Il Programma ha una dotazione finanziaria di 490,9 milioni di euro, di cui 368,2 milioni di euro a valere sui fondi strutturali europei (FESR) e 122,7 milioni di euro di cofinanziamento nazionale.
Il PON “Cultura e Sviluppo” 2014-2020 viene attuato attraverso una filiera corta e diretta: il MiBACT Amministrazione titolare del Programma si avvale delle sue articolazioni territoriali (Segretariati regionali, Poli museali, Soprintendenze) nell’ambito di una strategia di raccordo e di coordinamento con le Amministrazioni regionali delle cinque regioni interessate, con le quali saranno sottoscritti specifici Accordi Operativi di Attuazione (AOA)”.
Nulla cambia circa la necessità di coinvolgimento delle autorità regionali, in passato piuttosto inerti in materia, tant’è che ci sono state tantissime volte che si è corso il rischio di perdere i Fondi pur attribuiti, proprio a causa dell’incapacità progettuale delle stesse.
Si spera, invece, che ora, messe sotto il microscopio proprio per gli errori del passato, le Regioni siano più efficienti nella loro azione. Molto si potrebbe fare, però, se i cittadini, pur se attanagliati dalla crisi, fossero più propositivi e meno rassegnati.

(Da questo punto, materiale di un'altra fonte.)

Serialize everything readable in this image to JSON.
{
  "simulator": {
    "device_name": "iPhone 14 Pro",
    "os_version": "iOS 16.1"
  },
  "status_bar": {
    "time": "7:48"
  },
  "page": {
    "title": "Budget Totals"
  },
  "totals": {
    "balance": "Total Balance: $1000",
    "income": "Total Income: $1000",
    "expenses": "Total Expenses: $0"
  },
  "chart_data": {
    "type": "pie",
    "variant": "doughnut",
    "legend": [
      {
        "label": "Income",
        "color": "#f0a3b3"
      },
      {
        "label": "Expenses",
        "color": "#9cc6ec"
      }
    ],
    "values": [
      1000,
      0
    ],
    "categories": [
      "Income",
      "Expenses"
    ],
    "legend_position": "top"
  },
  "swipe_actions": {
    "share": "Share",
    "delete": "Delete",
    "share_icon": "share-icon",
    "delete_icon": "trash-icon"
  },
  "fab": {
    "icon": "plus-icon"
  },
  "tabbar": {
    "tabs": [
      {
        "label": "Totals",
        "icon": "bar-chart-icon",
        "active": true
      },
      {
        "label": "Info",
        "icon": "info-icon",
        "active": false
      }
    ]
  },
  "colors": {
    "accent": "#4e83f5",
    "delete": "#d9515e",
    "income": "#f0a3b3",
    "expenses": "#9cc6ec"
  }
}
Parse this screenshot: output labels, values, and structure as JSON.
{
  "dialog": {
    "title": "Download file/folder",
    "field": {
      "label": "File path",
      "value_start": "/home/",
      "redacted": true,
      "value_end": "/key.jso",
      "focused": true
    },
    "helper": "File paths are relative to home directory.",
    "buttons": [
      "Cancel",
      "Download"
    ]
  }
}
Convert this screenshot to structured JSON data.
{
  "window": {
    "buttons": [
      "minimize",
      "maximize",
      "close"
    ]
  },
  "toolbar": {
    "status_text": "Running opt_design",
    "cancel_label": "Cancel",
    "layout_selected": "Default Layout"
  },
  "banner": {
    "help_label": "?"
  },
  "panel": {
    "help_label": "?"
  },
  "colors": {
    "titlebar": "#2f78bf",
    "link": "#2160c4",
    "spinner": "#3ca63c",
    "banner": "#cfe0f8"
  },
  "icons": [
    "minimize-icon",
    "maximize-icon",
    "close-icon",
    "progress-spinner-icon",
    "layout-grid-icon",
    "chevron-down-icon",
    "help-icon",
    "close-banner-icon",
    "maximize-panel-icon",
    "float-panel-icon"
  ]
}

Propositivi come il signor Faggiano di cui vi ho raccontato.
Da queste pagine, parte un appello affinché vi sia maggiore partecipazione e minore lamentazione.
La filosofia dell’armiamoci e partite, se protratta, non consentirà al Sud di mettere in pista i suoi beni straordinari: un’eredità che è davvero un peccato dilapidare!